Daniel ran names, tried to match them to faces, the kids of P.S. 33 with their giant backpacks. He tried to remember Sopheap, the park—which park?—and was alarmed at the inaccuracy of his memory, wondering what else had he forgotten, how much had he gotten wrong about his mother, Leon, even himself.
“Remember Tommie? Our neighbor? I used to think my mom ran away with him.”
“That guy?” Michael cracked up. “No way.”
“I heard he got married.”
“God. I haven’t thought about him in years.”
Timothy arrived, carrying with a white bakery box wrapped in red string. “You must be Deming,” he said. “I’ve heard so much about you.” His English had Chinese-shaped tones, and his vowels were warm and curved.
Vivian had cooked a casserole of tofu and beef and mushrooms, greens with garlic, noodles, crispy pork, even a whole steamed fish. The smells were comforting, ones Daniel hadn’t experienced in years. Timothy handed him a plate. “You’re in school, Deming?” he asked in English.
He wasn’t sure if he wanted to be called Deming. “I’m a Communications major, at SUNY. I play music, too. Guitar. I go by Daniel now.”
“Daniel. So you like the arts and the humanities.
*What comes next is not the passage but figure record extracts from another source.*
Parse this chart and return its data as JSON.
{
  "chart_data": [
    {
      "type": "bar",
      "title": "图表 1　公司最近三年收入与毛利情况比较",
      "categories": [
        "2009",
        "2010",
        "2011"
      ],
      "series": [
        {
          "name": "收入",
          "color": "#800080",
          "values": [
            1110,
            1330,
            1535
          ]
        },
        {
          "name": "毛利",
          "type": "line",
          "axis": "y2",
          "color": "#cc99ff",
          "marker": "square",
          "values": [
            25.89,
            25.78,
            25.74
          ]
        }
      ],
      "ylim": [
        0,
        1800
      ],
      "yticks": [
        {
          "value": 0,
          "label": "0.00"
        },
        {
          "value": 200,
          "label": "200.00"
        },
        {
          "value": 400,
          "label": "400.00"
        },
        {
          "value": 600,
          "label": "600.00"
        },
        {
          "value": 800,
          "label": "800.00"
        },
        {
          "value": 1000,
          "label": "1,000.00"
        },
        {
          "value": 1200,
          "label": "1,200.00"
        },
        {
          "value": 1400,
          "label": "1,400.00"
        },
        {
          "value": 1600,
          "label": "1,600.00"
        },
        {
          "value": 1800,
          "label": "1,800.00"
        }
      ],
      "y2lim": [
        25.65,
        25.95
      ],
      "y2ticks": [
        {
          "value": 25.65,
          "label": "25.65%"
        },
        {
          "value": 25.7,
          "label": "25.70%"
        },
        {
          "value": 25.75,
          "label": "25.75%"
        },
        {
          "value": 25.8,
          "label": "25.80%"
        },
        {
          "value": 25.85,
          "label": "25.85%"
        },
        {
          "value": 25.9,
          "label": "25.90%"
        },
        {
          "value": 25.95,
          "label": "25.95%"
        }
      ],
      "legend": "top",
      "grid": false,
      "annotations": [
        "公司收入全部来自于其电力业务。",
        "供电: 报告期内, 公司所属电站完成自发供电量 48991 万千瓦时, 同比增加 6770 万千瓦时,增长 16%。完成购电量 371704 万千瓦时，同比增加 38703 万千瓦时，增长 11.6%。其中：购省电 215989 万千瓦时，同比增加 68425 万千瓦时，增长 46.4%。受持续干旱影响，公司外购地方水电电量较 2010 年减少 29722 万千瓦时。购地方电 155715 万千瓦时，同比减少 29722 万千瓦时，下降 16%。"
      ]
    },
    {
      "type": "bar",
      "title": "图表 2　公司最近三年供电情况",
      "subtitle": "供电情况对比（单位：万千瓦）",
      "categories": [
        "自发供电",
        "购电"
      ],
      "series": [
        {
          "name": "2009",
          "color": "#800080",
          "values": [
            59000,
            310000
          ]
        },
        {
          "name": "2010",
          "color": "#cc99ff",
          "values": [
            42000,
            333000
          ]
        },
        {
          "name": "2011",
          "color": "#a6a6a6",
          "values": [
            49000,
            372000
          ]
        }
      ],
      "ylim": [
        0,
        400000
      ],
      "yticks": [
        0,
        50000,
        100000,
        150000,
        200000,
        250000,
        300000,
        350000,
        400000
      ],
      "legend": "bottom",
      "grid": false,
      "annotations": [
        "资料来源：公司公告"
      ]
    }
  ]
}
Michael is more into the sciences.”
“What kind of work do you do?”
“I’m a CPA. Accountant. That’s how Vivian and I met.” Timothy switched to Mandarin. “Vivian worked in the office across the hall.”
Vivian cut the greens. “I cleaned the office.” It sounded like a script she and Timothy had recited before. “Me and Michael lived with my friends in Queens. We had no money.”
“One day we met in the elevator at work,” Timothy said.
“That was a long time ago,” Vivian said. “Things are so much better now. Michael’s going to Columbia, and Deming is in college, too. Your mother would be proud.”
Daniel picked out fish bones, wanting to ask Vivian what she knew. His mother might have wanted him, after all. She couldn’t have known that Vivian would give him away. He took seconds, thirds, fourths, trying to ignore Vivian’s pleased expression as he loaded up his plate again, the credit she was surely taking for cooking so well, for feeding the starved orphan boy. He couldn’t get sucked into how good the food tasted, how familiar it felt to be here.
Timothy passed Daniel the plate of greens. “Deming, I mean, Daniel, you still speak Chinese?”
“Yes,” Daniel said in Mandarin. “I still speak Chinese.”
“You have an American accent. I have it, too.”
“Michael still speaks perfect Chinese,” Vivian said. “He can even write in Chinese.” She unveiled the contents of the bakery box, revealing a fluffy white sponge cake, a cloud of frosting studded with strawberry slices, and Daniel pretended he was watching a scene from television, narrated by the authoritative male voice of nature documentaries. The female animal cares for only its biological young. It rejects any nonbiological children as a threat to the family unit.
When they finished dessert, Michael collected silverware from the table. Vivian brought plates into the kitchen, and Daniel got up. “Sit, sit,” Timothy said, but Daniel grabbed the dishes and trailed Vivian. He was much taller than her and could see the white roots in her thinning hair, a baby bald spot on top of her skull.
He spoke fast, in English. Vivian’s English was much better than it had been ten years ago, but he still had the upper hand. “Why did you do it?”